The last thing people expect from their central banker is a good joke. In fact, unexpected attempts at humor by normally deadpan officials can backfire, as Glenn Stevens, governor of the Reserve Bank of Australia, just learned.
Opening a speech today, Stevens took a swing at levity before an assemblage in Brisbane. Here’s what he said, according to the AAP wire.
As you may know, the Reserve Bank board in fact held its meeting here in Brisbane yesterday, at which we deliberated for a very long time and then we acted to stick with the cash rate unchanged.
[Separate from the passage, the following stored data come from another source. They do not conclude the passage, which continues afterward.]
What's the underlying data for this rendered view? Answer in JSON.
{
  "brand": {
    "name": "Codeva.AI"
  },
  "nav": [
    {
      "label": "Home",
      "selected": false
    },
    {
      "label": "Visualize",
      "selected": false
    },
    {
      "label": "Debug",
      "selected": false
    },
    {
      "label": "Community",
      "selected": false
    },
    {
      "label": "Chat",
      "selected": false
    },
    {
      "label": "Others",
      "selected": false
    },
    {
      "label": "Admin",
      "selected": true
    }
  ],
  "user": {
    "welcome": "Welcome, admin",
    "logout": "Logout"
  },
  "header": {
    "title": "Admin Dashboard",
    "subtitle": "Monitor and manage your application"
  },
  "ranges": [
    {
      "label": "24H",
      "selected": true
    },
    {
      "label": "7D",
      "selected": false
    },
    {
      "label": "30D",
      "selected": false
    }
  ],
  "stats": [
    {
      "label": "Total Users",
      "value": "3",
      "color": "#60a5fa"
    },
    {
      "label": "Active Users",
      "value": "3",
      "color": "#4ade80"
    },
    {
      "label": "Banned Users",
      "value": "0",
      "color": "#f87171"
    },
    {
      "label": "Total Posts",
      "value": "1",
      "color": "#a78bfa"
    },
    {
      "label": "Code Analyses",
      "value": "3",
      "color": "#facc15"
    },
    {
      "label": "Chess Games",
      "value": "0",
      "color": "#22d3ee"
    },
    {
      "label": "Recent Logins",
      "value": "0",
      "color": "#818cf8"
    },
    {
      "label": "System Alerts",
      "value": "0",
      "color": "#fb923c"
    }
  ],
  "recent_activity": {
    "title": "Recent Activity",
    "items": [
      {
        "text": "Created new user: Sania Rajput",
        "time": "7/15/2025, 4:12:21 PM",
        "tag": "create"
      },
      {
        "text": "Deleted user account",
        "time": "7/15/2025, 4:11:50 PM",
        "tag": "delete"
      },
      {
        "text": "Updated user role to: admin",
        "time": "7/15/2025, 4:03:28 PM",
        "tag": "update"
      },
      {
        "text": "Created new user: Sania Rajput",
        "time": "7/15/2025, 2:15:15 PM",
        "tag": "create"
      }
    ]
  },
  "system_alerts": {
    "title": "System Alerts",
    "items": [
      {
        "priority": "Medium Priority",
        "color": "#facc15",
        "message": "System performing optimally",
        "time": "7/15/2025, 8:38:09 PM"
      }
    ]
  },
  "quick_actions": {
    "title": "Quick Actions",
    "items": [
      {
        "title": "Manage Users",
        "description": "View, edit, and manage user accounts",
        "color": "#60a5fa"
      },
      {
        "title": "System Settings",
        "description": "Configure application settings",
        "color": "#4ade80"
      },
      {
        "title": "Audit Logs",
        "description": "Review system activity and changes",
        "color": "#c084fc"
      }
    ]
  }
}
In case you’re searching for the joke here, it’s that the Reserve Bank board “deliberated for a very long time,” which suggests that the central bank was considering a rate cut. The country has been struggling to tame the soaring value of the Australian dollar against other currencies, partly the result of easy monetary policies around the world.
That’s not necessarily what Stevens meant by the quip, but that’s how the markets interpreted it. Malcolm Maiden at the Age in Melbourne thinks the real joke Stevens was trying to make has to do with the fact that the RBA has a fairly fixed amount of time to decide on rate cuts, which is not “a long time.”
In any case, the remark sent the Australian dollar tumbling. Bloomberg reporters sent a flash to subscribers: “Stevens says Board deliberated for a Very Long Time Y’Day.” And the Aussie fell to a three-year low of less than 91 cents agains the US dollar. Here’s a look at the trading over the last few hours. (Time along the bottom axis is New York.)
Joking aside, the idea of a rate cut in Australia is not so ludicrous. While Australia’s resource-oriented, China-dependent economy seems to be holding up fairly well, it’s very much exposed to a slowdown in emerging markets. Meanwhile, inflation doesn’t seem to be a concern.
Also, a weaker Australian dollar isn’t necessarily a bad thing for the Australian economy, since it makes the country’s exports cheaper for foreign buyers. That’s helping to maintain Australia’s low trade deficit. In fact, Australia just posted its highest trade surplus in 18 months in May, thanks to solid mining exports.